Filme do Dia: Ama-me ou Esquece-me (1955), Charles Vidor
Anos 1920. Ruth Etting
(Day), de uma corista anônima, é impulsionada em sua carreira pelo grosseiro
gangster Martin Snyder (Cagney), interessado em fazê-la sua mulher. Ruth é
constantemente advertida pelo pianista Johnny Alderman (Mitchell), dos riscos de
seu envolvimento com ele. Porém ela não apenas segue adiante com ele como
empresário, como se casa com o próprio. Embora a fama esteja ascendente, e
inclusive tenha recebido um convite para atuar em Hollywood, Etting vive uma
vida pessoal miserável com Snyder, sempre pronto a explodir com quem esteja por
perto. Durante a produção, ela reencontra Alderman e, quando percebe que seu
casamento não pode mais ser recuperado, decide se aproximar dele, provocando a
ira intempestiva de Snyder.
Se é verdade que Vidor
nunca se demonstrou um grande talento para a encenação – como desperdiçar a
chance incomum de incorporar a cena de filmagem em estúdio a
partir do próprio ponto de vista de quem a filma, para ficar em um exemplo
único – Day surpreende enormemente, seja quais forem suas limitações dramáticas,
quando se compara, por exemplo, seu papel com o de um musical que também lhe
foi marcante na carreira, Ardida comoPimenta, de apenas dois anos antes, mostrando, no mínimo, intenso
dinamismo. Em alguns momentos, até mesmo explorando a sensualidade e jogando
com o seu próprio corpo de forma não muito dissimilar da mais bem dotada e
assumido sex symbol Monroe.
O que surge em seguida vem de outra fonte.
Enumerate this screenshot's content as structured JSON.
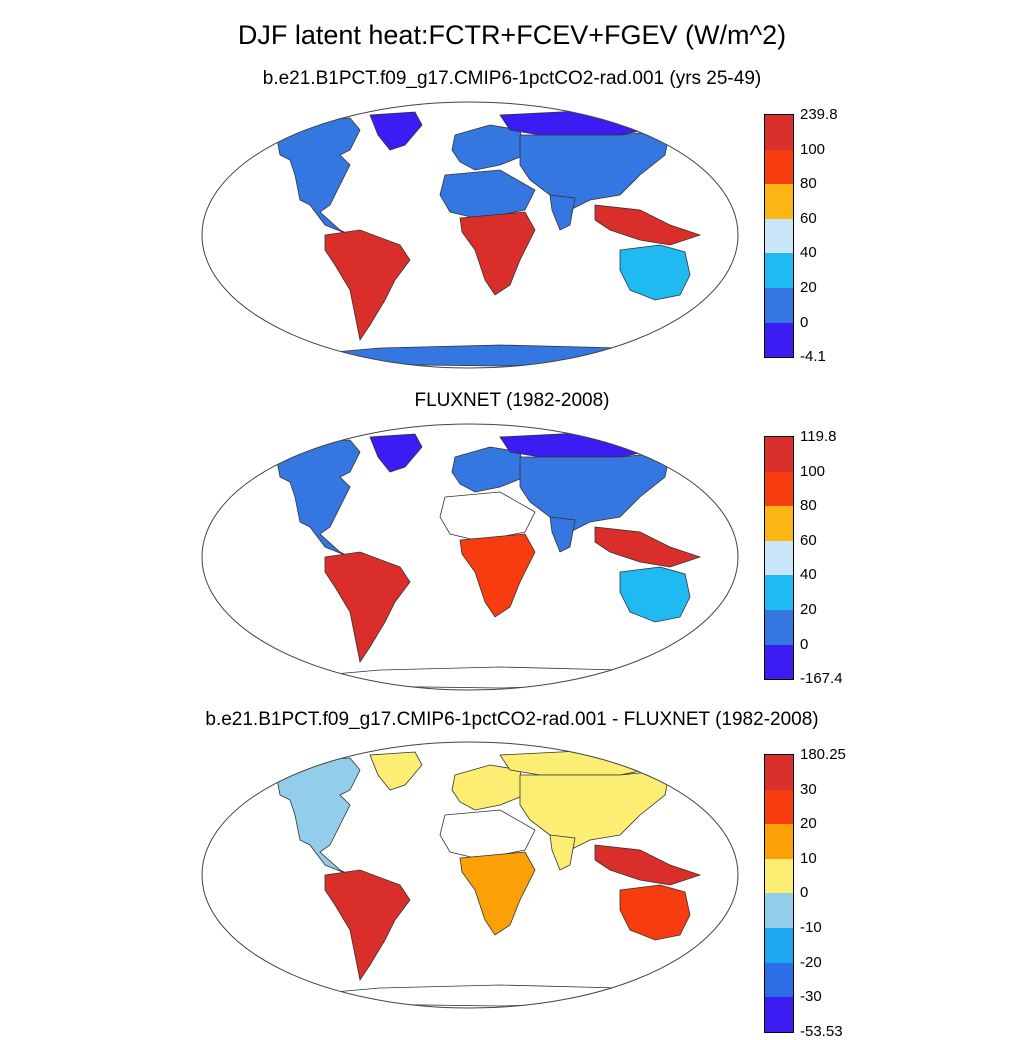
{
  "title": "DJF latent heat:FCTR+FCEV+FGEV (W/m^2)",
  "panels": [
    {
      "title": "b.e21.B1PCT.f09_g17.CMIP6-1pctCO2-rad.001 (yrs 25-49)",
      "colorbar": {
        "labels": [
          "239.8",
          "100",
          "80",
          "60",
          "40",
          "20",
          "0",
          "-4.1"
        ],
        "colors": [
          "#d92e2a",
          "#f73c0f",
          "#fbb515",
          "#c8e6f8",
          "#1ebaf1",
          "#3577e0",
          "#3b1cf2"
        ]
      },
      "regions": {
        "north_america": "#3577e0",
        "greenland": "#3b1cf2",
        "south_america": "#d92e2a",
        "europe": "#3577e0",
        "asia": "#3577e0",
        "siberia": "#3b1cf2",
        "africa_north": "#3577e0",
        "africa_south": "#d92e2a",
        "australia": "#1ebaf1",
        "se_asia": "#d92e2a",
        "antarctica": "#3577e0",
        "india": "#3577e0"
      }
    },
    {
      "title": "FLUXNET (1982-2008)",
      "colorbar": {
        "labels": [
          "119.8",
          "100",
          "80",
          "60",
          "40",
          "20",
          "0",
          "-167.4"
        ],
        "colors": [
          "#d92e2a",
          "#f73c0f",
          "#fbb515",
          "#c8e6f8",
          "#1ebaf1",
          "#3577e0",
          "#3b1cf2"
        ]
      },
      "regions": {
        "north_america": "#3577e0",
        "greenland": "#3b1cf2",
        "south_america": "#d92e2a",
        "europe": "#3577e0",
        "asia": "#3577e0",
        "siberia": "#3b1cf2",
        "africa_north": "#ffffff",
        "africa_south": "#f73c0f",
        "australia": "#1ebaf1",
        "se_asia": "#d92e2a",
        "antarctica": "#ffffff",
        "india": "#3577e0"
      }
    },
    {
      "title": "b.e21.B1PCT.f09_g17.CMIP6-1pctCO2-rad.001 - FLUXNET (1982-2008)",
      "colorbar": {
        "labels": [
          "180.25",
          "30",
          "20",
          "10",
          "0",
          "-10",
          "-20",
          "-30",
          "-53.53"
        ],
        "colors": [
          "#d92e2a",
          "#f73c0f",
          "#fba007",
          "#fbee73",
          "#92cdeb",
          "#1ba8f0",
          "#2b6ee6",
          "#3b1cf2"
        ]
      },
      "regions": {
        "north_america": "#92cdeb",
        "greenland": "#fbee73",
        "south_america": "#d92e2a",
        "europe": "#fbee73",
        "asia": "#fbee73",
        "siberia": "#fbee73",
        "africa_north": "#ffffff",
        "africa_south": "#fba007",
        "australia": "#f73c0f",
        "se_asia": "#d92e2a",
        "antarctica": "#ffffff",
        "india": "#fbee73"
      }
    }
  ]
}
E o
filme, mesmo destituído de grandes achados visuais, e longe do esplendor visual
da produção anterior, surge como um dos mais tocantes retratos de armadilhas do
mundo pessoal, mais que do entretenimento, num momento em que Hollywood se
lançava com ardor a uma visão bem menos colorida que a apresentada nos musicais
a serem encenados dentro dos filmes – que o diga Nasce uma Estrela, de Cukor, lançado no ano anterior. Se é verdade
que o filme de Cukor apresenta, com maior radicalidade, a própria estrutura
perversa de um mundo de alegria no palco que se demonstra pavoroso por vezes antes mesmo do cair das
cortinas, e aqui se fica mais restrito ao drama pessoal, completamente
separado por parte da protagonista de seu profissionalismo, o retrato de macho
possessivo, que vê a mulher como mais uma de suas posses, vivida com brilho por
alguém que representou melhor que ninguém os rufiões da Chicago nos filmes de
gângster de duas décadas antes, e faz da vida dela, assim como da sua própria,
um inferno, continua tão contemporâneo quando de sua época. Cagney, de fato,
empresta ao seu personagem, todas as contradições que o tipo exige – rudeza,
chantagem emocional, influência, mas também subserviência, insegurança, baixa
auto-estima, provavelmente acentuada por ser coxo de um perna – que o
impulsionam para além do excessivo modelo de mau caráter que lhe é imposto como
quase uma regra da época. Day, por sua vez, consegue um equilíbrio que evita o
lacrimogêneo desnecessário, traduzindo na melancolia serena que canta suas
canções muito mais que nas lágrimas que lhe são arrancadas por um marido que
sua própria estrutura psicológica assumiu como seu, e a quem se dispõe, em nome
de sua carreira, até muito tempo depois, quando é esbofeteada na frente de
todos os funcionários de um novo restaurante que o marido pretende erguer, em
mais um de seus delírios de confusa
auto-afirmação. Louvável em sua recusa de um final xaroposo, antes
salientando não apenas a generosidade de Etting, que resolve fazer uma
apresentação para tirar da bancarrota o marido de quem pediu divórcio, como
também implicitamente um ajuste de contas em relação a ele sempre lhe passar na
cara que o sucesso dela era devido a ele. Reflexos da relação de ambos podem
ser sentidos, certamente, em um musical que aborda período – e relação abusiva
similar – de Scorsese (New York, New York)
duas décadas após. Se Day empresta uma dignidade a seu personagem, que foi
exigência da atriz, temerosa de ter sua imagem associada à vulgaridade, sua
personificação se torna mais afim com a agenda de empoderamento feminino do
século XXI, sendo que sua escolha entre os sentimentos e a carreira tampouco
soa estranha em tempos que o assédio se tornou assunto de proa na própria
indústria do entretenimento. Último filme que Cagney interpreta um gangster e
considerado por ele um dos melhores de sua carreira e a melhor interpretação
nas telas segundo a própria Day. Wilder revisitaria o universo dos anos 1920 e
do gangsterismo, ainda que sob a chave cômica, em Quanto Mais Quente Melhor (1958). MGM. 122 minutos.